To the best of our knowledge, this is the first study demonstrating that an oral solution of hyaluronic acid in a cascade-fermented organic whole food concentrate is effective in moisturizing the skin, reducing wrinkles, and improving elasticity and skin roughness in Caucasian women.

Materials and Methods

Test Product

The test product used in this study was a HA of biotechnological origin (NUTRIHYL) with a molecular weight of ≥1 MDa, designed for nutritional use, diluted in in a cascade-fermented organic whole food concentrate supplemented with biotin, vitamin C, copper, zinc, and natural silica.

The product was provided by Dr Niedermaier Pharma GmbH (Hohenbrunn, Germany), commercially available as Regulatpro Hyaluron.

Study Design

The study was carried out as an open, uncontrolled monocentric study on the effects of this specific HA preparation on 20 female healthy participants after 40 days of daily intake.

All test subjects received detailed information listing every single parameter relevant to the study. All subjects gave signed, informed consent after receipt of the written information and having had a possibility for further questioning.

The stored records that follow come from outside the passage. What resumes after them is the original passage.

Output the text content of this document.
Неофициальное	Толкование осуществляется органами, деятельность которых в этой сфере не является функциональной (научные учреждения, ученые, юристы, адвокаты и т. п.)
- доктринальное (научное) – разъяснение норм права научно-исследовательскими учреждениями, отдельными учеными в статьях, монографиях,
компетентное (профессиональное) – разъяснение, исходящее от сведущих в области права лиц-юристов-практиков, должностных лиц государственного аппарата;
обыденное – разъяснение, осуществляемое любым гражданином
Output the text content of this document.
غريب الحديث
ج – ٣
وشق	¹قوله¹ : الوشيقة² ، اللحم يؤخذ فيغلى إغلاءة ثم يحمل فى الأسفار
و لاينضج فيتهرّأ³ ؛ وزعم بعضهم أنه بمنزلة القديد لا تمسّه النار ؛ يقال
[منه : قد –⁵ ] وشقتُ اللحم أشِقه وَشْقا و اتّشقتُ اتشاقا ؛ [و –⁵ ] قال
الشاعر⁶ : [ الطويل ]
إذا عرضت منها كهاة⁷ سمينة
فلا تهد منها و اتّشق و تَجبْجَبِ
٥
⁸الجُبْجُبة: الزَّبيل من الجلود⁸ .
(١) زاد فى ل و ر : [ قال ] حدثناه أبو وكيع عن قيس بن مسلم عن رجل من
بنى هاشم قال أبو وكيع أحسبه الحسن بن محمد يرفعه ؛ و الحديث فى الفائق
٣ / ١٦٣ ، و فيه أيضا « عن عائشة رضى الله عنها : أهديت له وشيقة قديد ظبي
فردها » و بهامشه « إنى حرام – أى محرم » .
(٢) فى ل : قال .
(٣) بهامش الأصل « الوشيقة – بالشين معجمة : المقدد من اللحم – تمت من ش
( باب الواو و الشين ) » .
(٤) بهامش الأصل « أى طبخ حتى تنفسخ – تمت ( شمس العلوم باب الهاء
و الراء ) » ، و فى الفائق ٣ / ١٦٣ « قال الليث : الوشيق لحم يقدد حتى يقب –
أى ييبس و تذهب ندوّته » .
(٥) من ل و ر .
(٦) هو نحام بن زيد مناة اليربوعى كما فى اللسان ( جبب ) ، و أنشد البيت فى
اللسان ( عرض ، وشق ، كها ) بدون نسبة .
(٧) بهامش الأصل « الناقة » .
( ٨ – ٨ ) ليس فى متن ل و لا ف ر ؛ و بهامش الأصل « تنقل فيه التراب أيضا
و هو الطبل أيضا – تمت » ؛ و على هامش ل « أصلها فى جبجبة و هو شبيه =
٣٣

The study was approved by the “Freiburger Ethic-Kommission International,” Freiburg, Germany.

Subjects

A total of 20 female subjects with healthy skin in the age group of 45 to 60 years were enrolled in the trial. The product was drunk by the participants at home once daily in the morning. Participants were advised to drink one glass of still water following the consumption of 20 mL Regulatpro Hyaluron, to enable the HA to hydrate as soon as possible. Before study entry, all participants were examined by a dermatologist.

Inclusion Criteria

The inclusion criteria were as follows. Females with healthy skin, without pathologic skin changes in the test area, ranging in age from 45 to 60 years, personal informed consent to participate in the study, personal presence on the predefined days at the institute. Persons had to be able to communicate with the investigator, and to understand and follow the requirements of this clinical trial.

Exclusion Criteria

Exclusion criteria were any deviation from the aforementioned inclusion criteria, severe or chronic skin diseases (eg, psoriasis, atopic eczema), severe internal or chronic diseases, systemic medications that are able to diminish skin reaction (glucocorticoids, antiallergics, topical immune modulators), application of drug containing preparations or cosmetic preparations 7 to 10 days prior to the start, severe allergies or severe side effects toward cosmetic products in the past, tanning, or use of sunbeds during the trial. Pregnant, breastfeeding, or cancer patients were also excluded from the trial.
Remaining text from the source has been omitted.